The Happiness Curve: Why Life Gets Better After 50, by Jonathan Rauch (Thomas Dunne, 256 pp., $26.99)

The mid-life crisis is a cliché: balding, paunchy man in red sports car, frantically trying to convince himself that women still find him attractive. Implicit in the word “crisis” is a sudden change. You wake up some day in your forties to realize that you are no longer young. The resulting angst—it’s all straight downhill to death from here—nudges people to do crazy things.

The truth is more complex, writes Jonathan Rauch in his new book, The Happiness Curve: Why Life Gets Better After 50. Across cultures and demographics, people’s life satisfaction declines in their forties. It is rarely a crisis, though; it’s more of a malaise. But then a funny thing happens around age 50. Mood bottoms out and begins to climb. Indeed, people in their sixties and seventies report themselves as being far happier than they ever imagined they’d be. As people live longer, these happy golden decades represent a major opportunity. “We are in the process of adding perhaps two decades to the most satisfying and pro-social period of life,” Rauch writes. “It is a gift the likes of which mankind has never known before”—if society is willing to seize it, and if people can make it through the trough of the happiness curve. (Not all can, as recent high-profile suicides remind us, though fortunately most midlife unhappiness does not develop into clinical depression.)

Perhaps because happiness seems like a fluffy subject, Rauch spends the bulk of his book meticulously presenting evidence for the existence of a U-shaped happiness curve over people’s lifespans. He argues that it has little to do with external circumstances. Big-data analysis of reported happiness levels reveals this curve in countries with diverse cultures and levels of development. Even primates go through a mid-life dip in mood (as measured by their keepers). Since apes aren’t subject to a youth-glorifying commercial culture, this suggests a biological basis for the phenomenon. 
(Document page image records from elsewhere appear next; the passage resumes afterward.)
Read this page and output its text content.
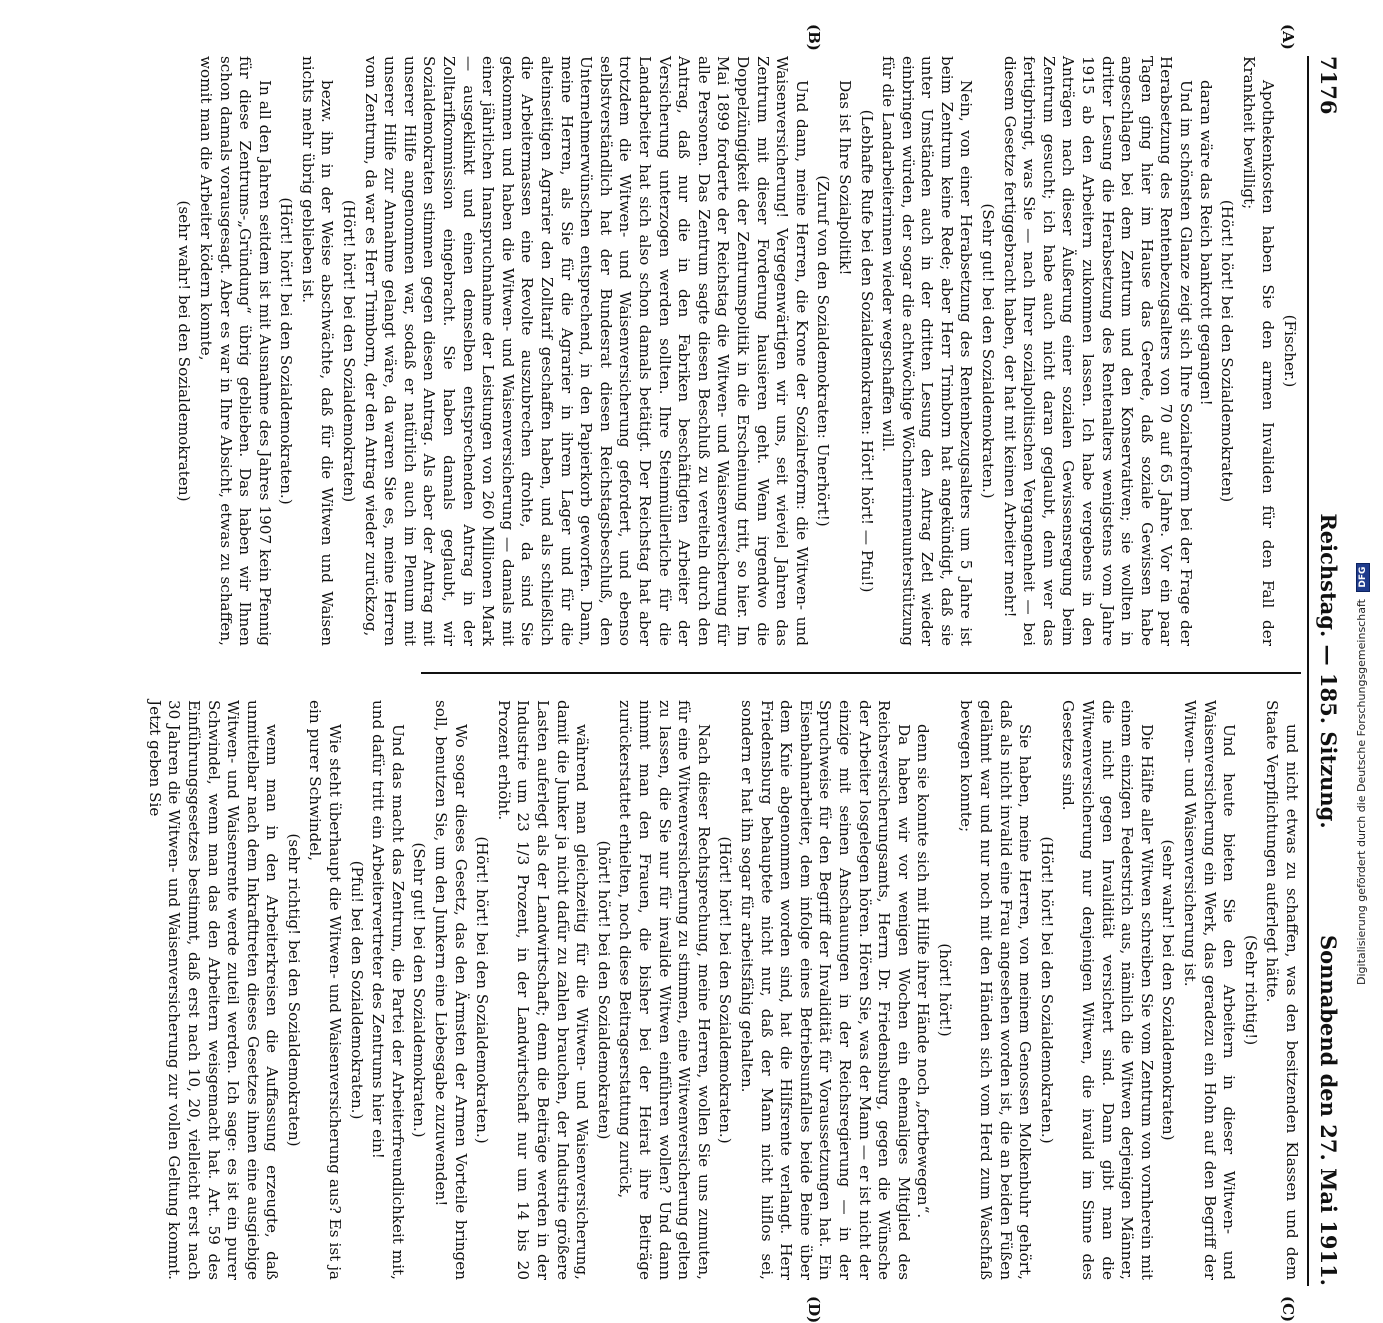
7176
Reichstag. — 185. Sitzung.
Sonnabend den 27. Mai 1911.
(A)
(B)
(C)
(D)

(Fischer.)

Apothekenkosten haben Sie den armen Invaliden für den Fall der Krankheit bewilligt;

(Hört! hört! bei den Sozialdemokraten)

daran wäre das Reich bankrott gegangen!

Und im schönsten Glanze zeigt sich Ihre Sozialreform bei der Frage der Herabsetzung des Rentenbezugsalters von 70 auf 65 Jahre. Vor ein paar Tagen ging hier im Hause das Gerede, daß soziale Gewissen habe angeschlagen bei dem Zentrum und den Konservativen; sie wollten in dritter Lesung die Herabsetzung des Rentenalters wenigstens vom Jahre 1915 ab den Arbeitern zukommen lassen. Ich habe vergebens in den Anträgen nach dieser Äußerung einer sozialen Gewissensregung beim Zentrum gesucht; ich habe auch nicht daran geglaubt, denn wer das fertigbringt, was Sie — nach Ihrer sozialpolitischen Vergangenheit — bei diesem Gesetze fertiggebracht haben, der hat mit keinen Arbeiter mehr!

(Sehr gut! bei den Sozialdemokraten.)

Nein, von einer Herabsetzung des Rentenbezugsalters um 5 Jahre ist beim Zentrum keine Rede; aber Herr Trimborn hat angekündigt, daß sie unter Umständen auch in der dritten Lesung den Antrag Zetl wieder einbringen würden, der sogar die achtwöchige Wöchnerinnenunterstützung für die Landarbeiterinnen wieder wegschaffen will.

(Lebhafte Rufe bei den Sozialdemokraten: Hört! hört! — Pfui!)

Das ist Ihre Sozialpolitik!

(Zuruf von den Sozialdemokraten: Unerhört!)

Und dann, meine Herren, die Krone der Sozialreform: die Witwen- und Waisenversicherung! Vergegenwärtigen wir uns, seit wieviel Jahren das Zentrum mit dieser Forderung hausieren geht. Wenn irgendwo die Doppelzüngigkeit der Zentrumspolitik in die Erscheinung tritt, so hier. Im Mai 1899 forderte der Reichstag die Witwen- und Waisenversicherung für alle Personen. Das Zentrum sagte diesen Beschluß zu vereiteln durch den Antrag, daß nur die in den Fabriken beschäftigten Arbeiter der Versicherung unterzogen werden sollten. Ihre Steinmüllerliche für die Landarbeiter hat sich also schon damals betätigt. Der Reichstag hat aber trotzdem die Witwen- und Waisenversicherung gefordert, und ebenso selbstverständlich hat der Bundesrat diesen Reichstagsbeschluß, den Unternehmerwünschen entsprechend, in den Papierkorb geworfen. Dann, meine Herren, als Sie für die Agrarier in ihrem Lager und für die alteinseitigen Agrarier den Zolltarif geschaffen haben, und als schließlich die Arbeitermassen eine Revolte auszubrechen drohte, da sind Sie gekommen und haben die Witwen- und Waisenversicherung — damals mit einer jährlichen Inanspruchnahme der Leistungen von 260 Millionen Mark — ausgeklinkt und einen demselben entsprechenden Antrag in der Zolltarifkommission eingebracht. Sie haben damals geglaubt, wir Sozialdemokraten stimmen gegen diesen Antrag. Als aber der Antrag mit unserer Hilfe angenommen war, sodaß er natürlich auch im Plenum mit unserer Hilfe zur Annahme gelangt wäre, da waren Sie es, meine Herren vom Zentrum, da war es Herr Trimborn, der den Antrag wieder zurückzog,

(Hört! hört! bei den Sozialdemokraten)

bezw. ihn in der Weise abschwächte, daß für die Witwen und Waisen nichts mehr übrig geblieben ist.

(Hört! hört! bei den Sozialdemokraten.)

In all den Jahren seitdem ist mit Ausnahme des Jahres 1907 kein Pfennig für diese Zentrums-„Gründung“ übrig geblieben. Das haben wir Ihnen schon damals vorausgesagt. Aber es war in Ihre Absicht, etwas zu schaffen, womit man die Arbeiter ködern konnte,

(sehr wahr! bei den Sozialdemokraten)

und nicht etwas zu schaffen, was den besitzenden Klassen und dem Staate Verpflichtungen auferlegt hätte.

(Sehr richtig!)

Und heute bieten Sie den Arbeitern in dieser Witwen- und Waisenversicherung ein Werk, das geradezu ein Hohn auf den Begriff der Witwen- und Waisenversicherung ist.

(sehr wahr! bei den Sozialdemokraten)

Die Hälfte aller Witwen schreiben Sie vom Zentrum von vornherein mit einem einzigen Federstrich aus, nämlich die Witwen derjenigen Männer, die nicht gegen Invalidität versichert sind. Dann gibt man die Witwenversicherung nur denjenigen Witwen, die invalid im Sinne des Gesetzes sind.

(Hört! hört! bei den Sozialdemokraten.)

Sie haben, meine Herren, von meinem Genossen Molkenbuhr gehört, daß als nicht invalid eine Frau angesehen worden ist, die an beiden Füßen gelähmt war und nur noch mit den Händen sich vom Herd zum Waschfaß bewegen konnte;

(hört! hört!)

denn sie konnte sich mit Hilfe ihrer Hände noch „fortbewegen“.

Da haben wir vor wenigen Wochen ein ehemaliges Mitglied des Reichsversicherungsamts, Herrn Dr. Friedensburg, gegen die Wünsche der Arbeiter losgelegen hören. Hören Sie, was der Mann — er ist nicht der einzige mit seinen Anschauungen in der Reichsregierung — in der Spruchweise für den Begriff der Invalidität für Voraussetzungen hat. Ein Eisenbahnarbeiter, dem infolge eines Betriebsunfalles beide Beine über dem Knie abgenommen worden sind, hat die Hilfsrente verlangt. Herr Friedensburg behauptete nicht nur, daß der Mann nicht hilflos sei, sondern er hat ihn sogar für arbeitsfähig gehalten.

(Hört! hört! bei den Sozialdemokraten.)

Nach dieser Rechtsprechung, meine Herren, wollen Sie uns zumuten, für eine Witwenversicherung zu stimmen, eine Witwenversicherung gelten zu lassen, die Sie nur für invalide Witwen einführen wollen? Und dann nimmt man den Frauen, die bisher bei der Heirat ihre Beiträge zurückerstattet erhielten, noch diese Beitragserstattung zurück,

(hört! hört! bei den Sozialdemokraten)

während man gleichzeitig für die Witwen- und Waisenversicherung, damit die Junker ja nicht dafür zu zahlen brauchen, der Industrie größere Lasten auferlegt als der Landwirtschaft; denn die Beiträge werden in der Industrie um 23 1/3 Prozent, in der Landwirtschaft nur um 14 bis 20 Prozent erhöht.

(Hört! hört! bei den Sozialdemokraten.)

Wo sogar dieses Gesetz, das den Ärmsten der Armen Vorteile bringen soll, benutzen Sie, um den Junkern eine Liebesgabe zuzuwenden!

(Sehr gut! bei den Sozialdemokraten.)

Und das macht das Zentrum, die Partei der Arbeiterfreundlichkeit mit, und dafür tritt ein Arbeitervertreter des Zentrums hier ein!

(Pfui! bei den Sozialdemokraten.)

Wie steht überhaupt die Witwen- und Waisenversicherung aus? Es ist ja ein purer Schwindel,

(sehr richtig! bei den Sozialdemokraten)

wenn man in den Arbeiterkreisen die Auffassung erzeugte, daß unmittelbar nach dem Inkrafttreten dieses Gesetzes ihnen eine ausgiebige Witwen- und Waisenrente werde zuteil werden. Ich sage: es ist ein purer Schwindel, wenn man das den Arbeitern weisgemacht hat. Art. 59 des Einführungsgesetzes bestimmt, daß erst nach 10, 20, vielleicht erst nach 30 Jahren die Witwen- und Waisenversicherung zur vollen Geltung kommt. Jetzt geben Sie	Digitalisierung gefördert durch die Deutsche Forschungsgemeinschaft DFG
The general thought is that young people are wired to be strivers. They are, like the young man in Thomas Cole’s famous series of paintings, The Voyage of Life, reaching toward castles in the sky. But at some point, this tendency to external, upward comparison catches up with everybody. You realize that you’re not going to achieve everything you thought you would. Or—more insidiously—you have achieved much of what you thought you would, but your brain creates other desires, seemingly just to torment you.
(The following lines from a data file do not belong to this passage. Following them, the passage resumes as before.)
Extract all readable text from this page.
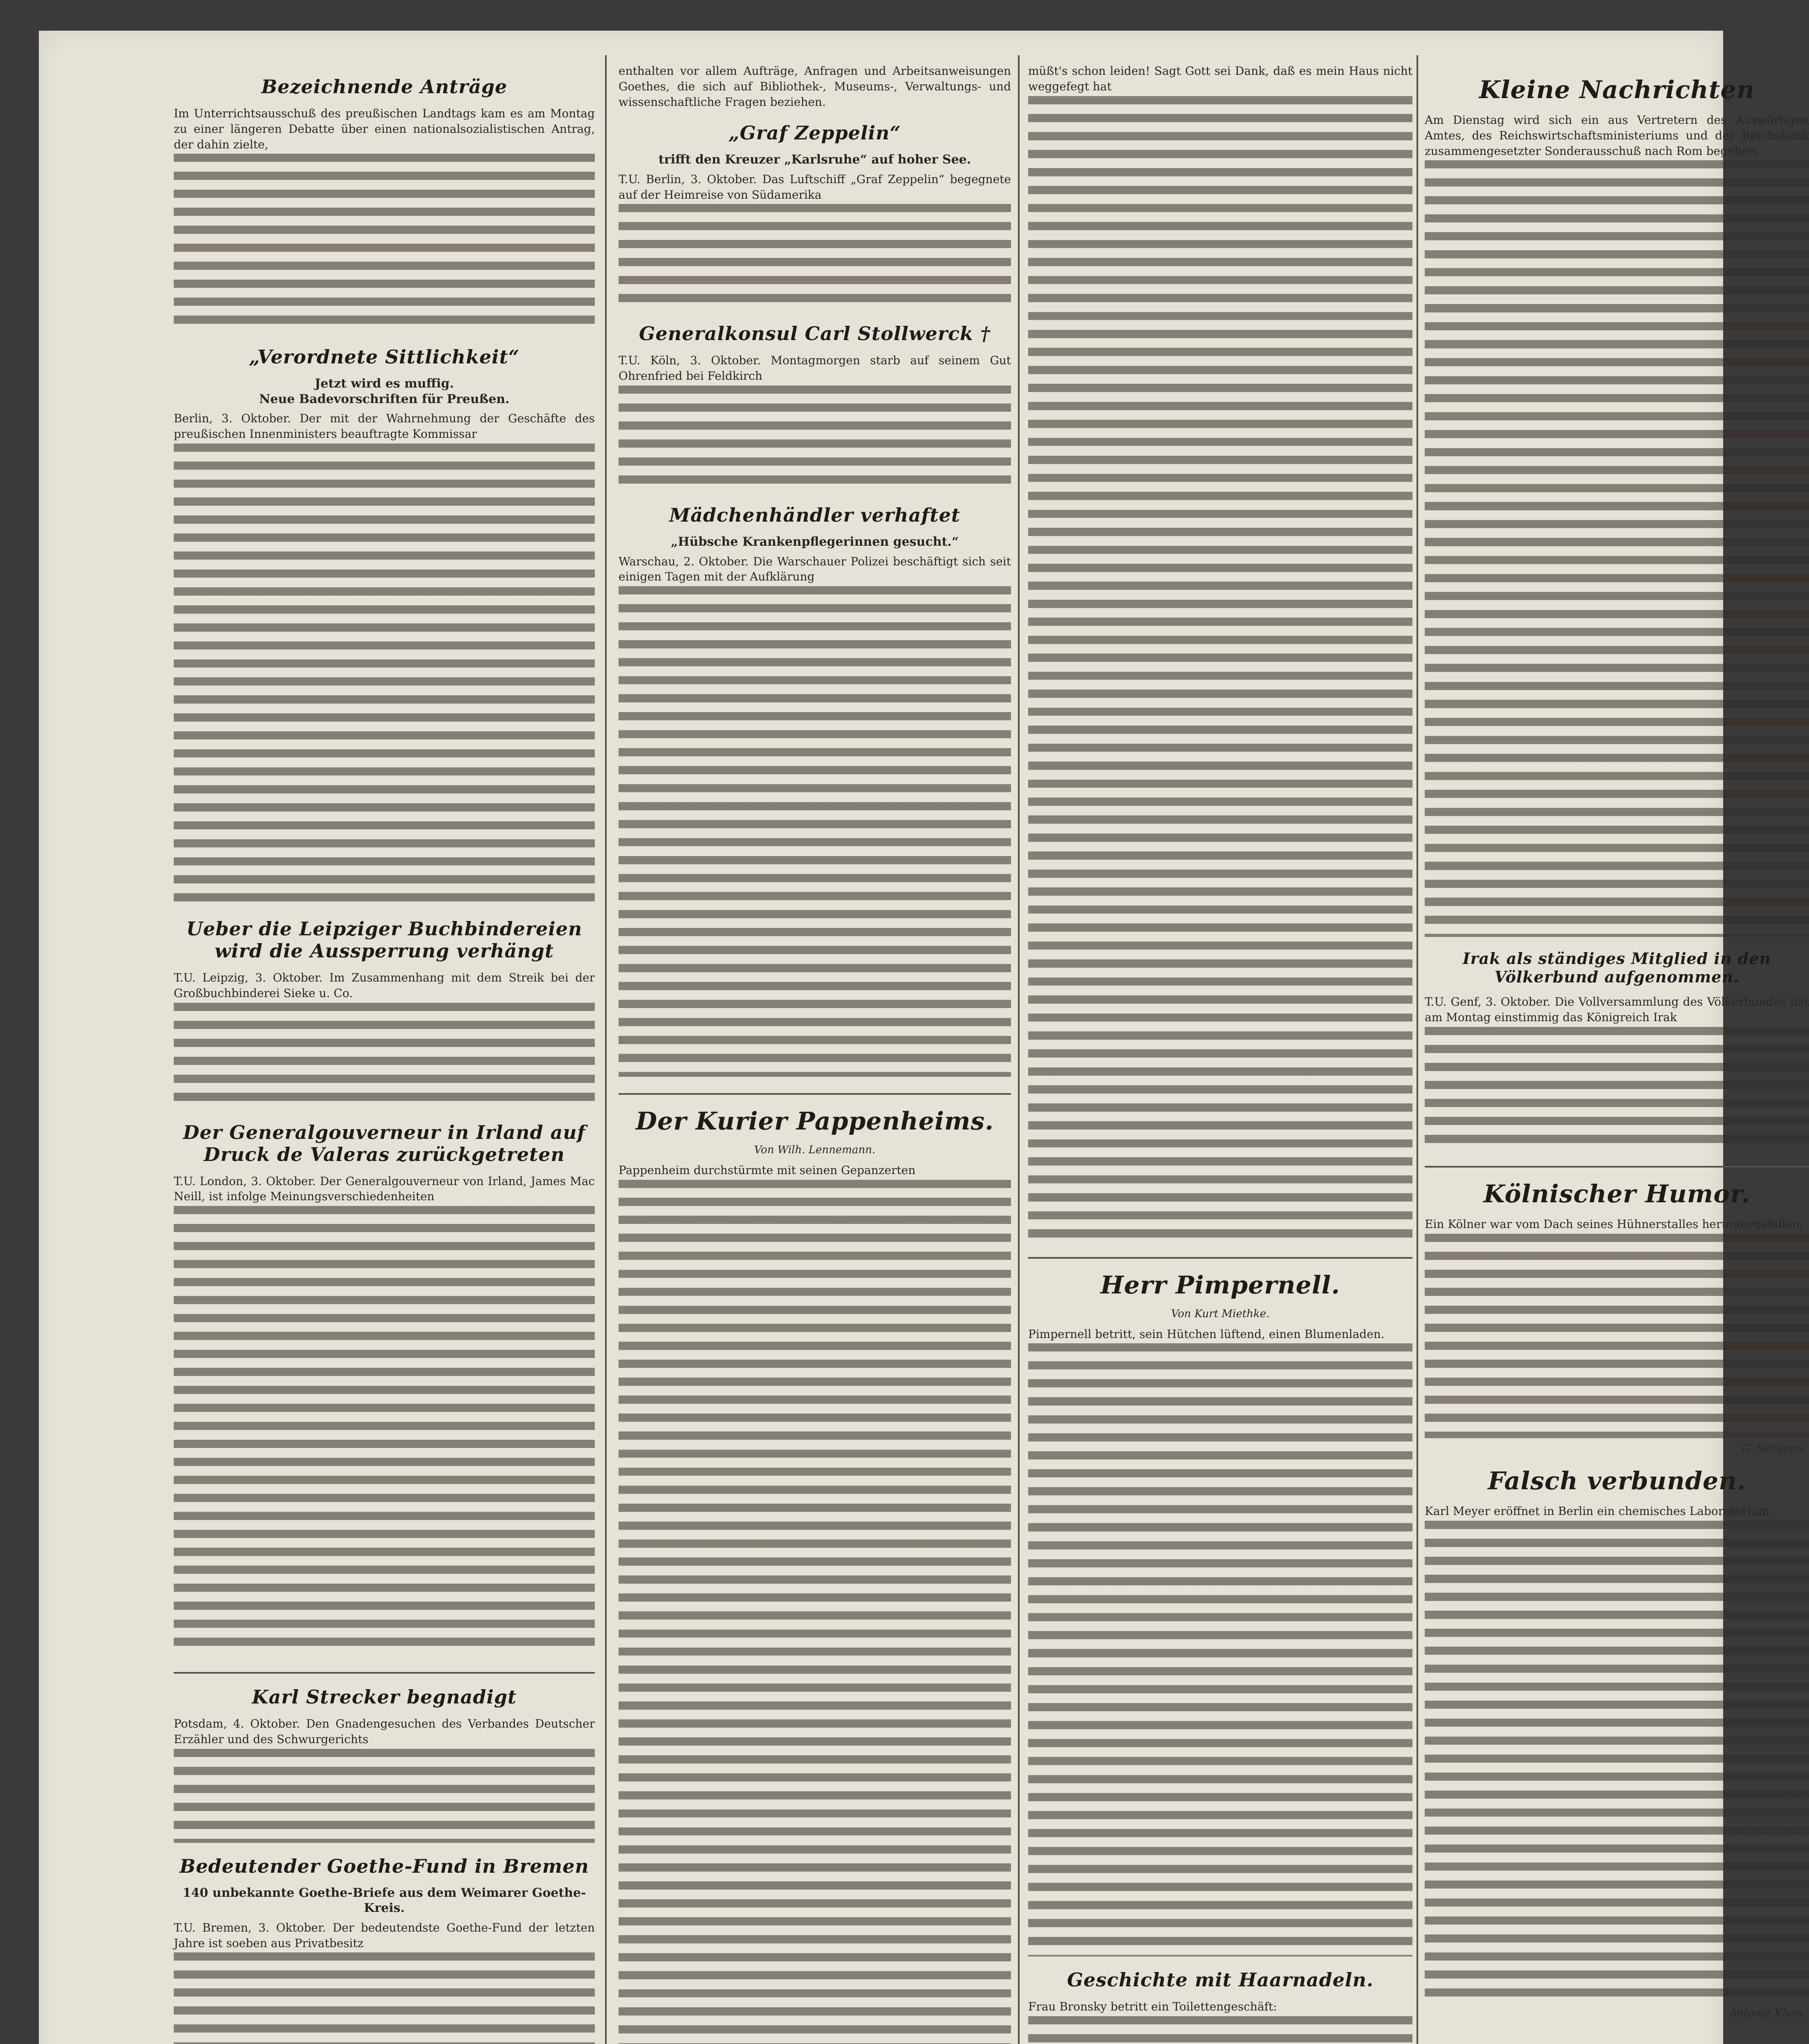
Bezeichnende Anträge

Im Unterrichtsausschuß des preußischen Landtags kam es am Montag zu einer längeren Debatte über einen nationalsozialistischen Antrag, der dahin zielte,

„Verordnete Sittlichkeit“
Jetzt wird es muffig.
Neue Badevorschriften für Preußen.

Berlin, 3. Oktober. Der mit der Wahrnehmung der Geschäfte des preußischen Innenministers beauftragte Kommissar

Ueber die Leipziger Buchbindereien wird die Aussperrung verhängt

T.U. Leipzig, 3. Oktober. Im Zusammenhang mit dem Streik bei der Großbuchbinderei Sieke u. Co.

Der Generalgouverneur in Irland auf Druck de Valeras zurückgetreten

T.U. London, 3. Oktober. Der Generalgouverneur von Irland, James Mac Neill, ist infolge Meinungsverschiedenheiten

Karl Strecker begnadigt

Potsdam, 4. Oktober. Den Gnadengesuchen des Verbandes Deutscher Erzähler und des Schwurgerichts

Bedeutender Goethe-Fund in Bremen
140 unbekannte Goethe-Briefe aus dem Weimarer Goethe-Kreis.

T.U. Bremen, 3. Oktober. Der bedeutendste Goethe-Fund der letzten Jahre ist soeben aus Privatbesitz

enthalten vor allem Aufträge, Anfragen und Arbeitsanweisungen Goethes, die sich auf Bibliothek-, Museums-, Verwaltungs- und wissenschaftliche Fragen beziehen.

„Graf Zeppelin“
trifft den Kreuzer „Karlsruhe“ auf hoher See.

T.U. Berlin, 3. Oktober. Das Luftschiff „Graf Zeppelin“ begegnete auf der Heimreise von Südamerika

Generalkonsul Carl Stollwerck †

T.U. Köln, 3. Oktober. Montagmorgen starb auf seinem Gut Ohrenfried bei Feldkirch

Mädchenhändler verhaftet
„Hübsche Krankenpflegerinnen gesucht.“

Warschau, 2. Oktober. Die Warschauer Polizei beschäftigt sich seit einigen Tagen mit der Aufklärung

Der Kurier Pappenheims.
Von Wilh. Lennemann.

Pappenheim durchstürmte mit seinen Gepanzerten

müßt's schon leiden! Sagt Gott sei Dank, daß es mein Haus nicht weggefegt hat

Herr Pimpernell.
Von Kurt Miethke.

Pimpernell betritt, sein Hütchen lüftend, einen Blumenladen.

Geschichte mit Haarnadeln.

Frau Bronsky betritt ein Toilettengeschäft:

Kleine Nachrichten

Am Dienstag wird sich ein aus Vertretern des Auswärtigen Amtes, des Reichswirtschaftsministeriums und der Reichsbank zusammengesetzter Sonderausschuß nach Rom begeben,

Irak als ständiges Mitglied in den Völkerbund aufgenommen.

T.U. Genf, 3. Oktober. Die Vollversammlung des Völkerbundes hat am Montag einstimmig das Königreich Irak

Kölnischer Humor.

Ein Kölner war vom Dach seines Hühnerstalles heruntergefallen,

G. Schüren.
Falsch verbunden.

Karl Meyer eröffnet in Berlin ein chemisches Laboratorium.

Antonie Khan.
Rauch reports going through such a slump himself, and his own story makes for the most compelling part of the book. In his forties, he had a life his twentysomething self could only dream about. Not only was he working as a journalist and winning awards, he was happily partnered and later married, a relationship largely accepted by neighbors in a way a young gay man growing up decades ago would not have thought possible. So why wasn’t he happier? “I felt ashamed of my ingratitude and embarrassed by my dissatisfaction,” he writes. He wasn’t clinically depressed, just chronically unhappy, a fact that he largely kept to himself. And yet at some point, the fog began to lift. Despite objective reasons to be unhappy—his parents’ deaths, his magazine job disappearing—“my obsessive habit of comparing myself with others, always to my own disadvantage, diminished,” he writes. He had emerged on the other side of the curve and was able to throw himself into new work and to enjoying relationships. 

With Rauch’s mental journey mirrored in larger social statistics, the takeaway is that the midlife slump is “completely normal and natural. Like teething or adolescence, it is a healthy if sometimes painful transition, and it serves a purpose by equipping you for a new stage of life,” he writes. As older people become less focused on their own striving, they become more ready to serve society. With people experiencing good health well into their seventies (or later), this is a great opportunity for society to change the narrative of aging: stop glorifying the golf course, and instead make it easier to plug into mentoring and volunteering opportunities.

Of course, knowing that the happiness slump is normal doesn’t change its misery. For all the evidence presented about the curve’s existence, Rauch’s advice for getting through it is cursory (share how you feel, stay present) and somewhat unsatisfying. Indeed, much of it boils down to waiting. “It gets better,” he writes. “Most people can wait, if they need to,” trying to keep themselves from doing anything too crazy. Likewise, while the happiness curve may be close to universal, the narrative that he adopts—20- and 30-something striving, with a midlife turn toward caring for others—is somewhat unsatisfying, too. For starters, it might fit a male model of life more than a female one. Many women have already spent their twenties and thirties caring for other (smaller) people. And a pro-social tilt is far from universal among the senior set, as anyone suggesting spending less on Social Security and Medicare, and more on programs for children and young families, soon discovers. 

Still, acknowledgement of a broad psychological phenomenon can be helpful for anyone facing the slump. We know the awkwardness of adolescence doesn’t last forever. One of the most misery-producing aspects of the midlife slump is the fear that this sour mood will last until death. It won’t for most people, and knowing that might save a few marriages and careers. It might even mean fewer red sports car sales, and that on its own is not such a bad thing.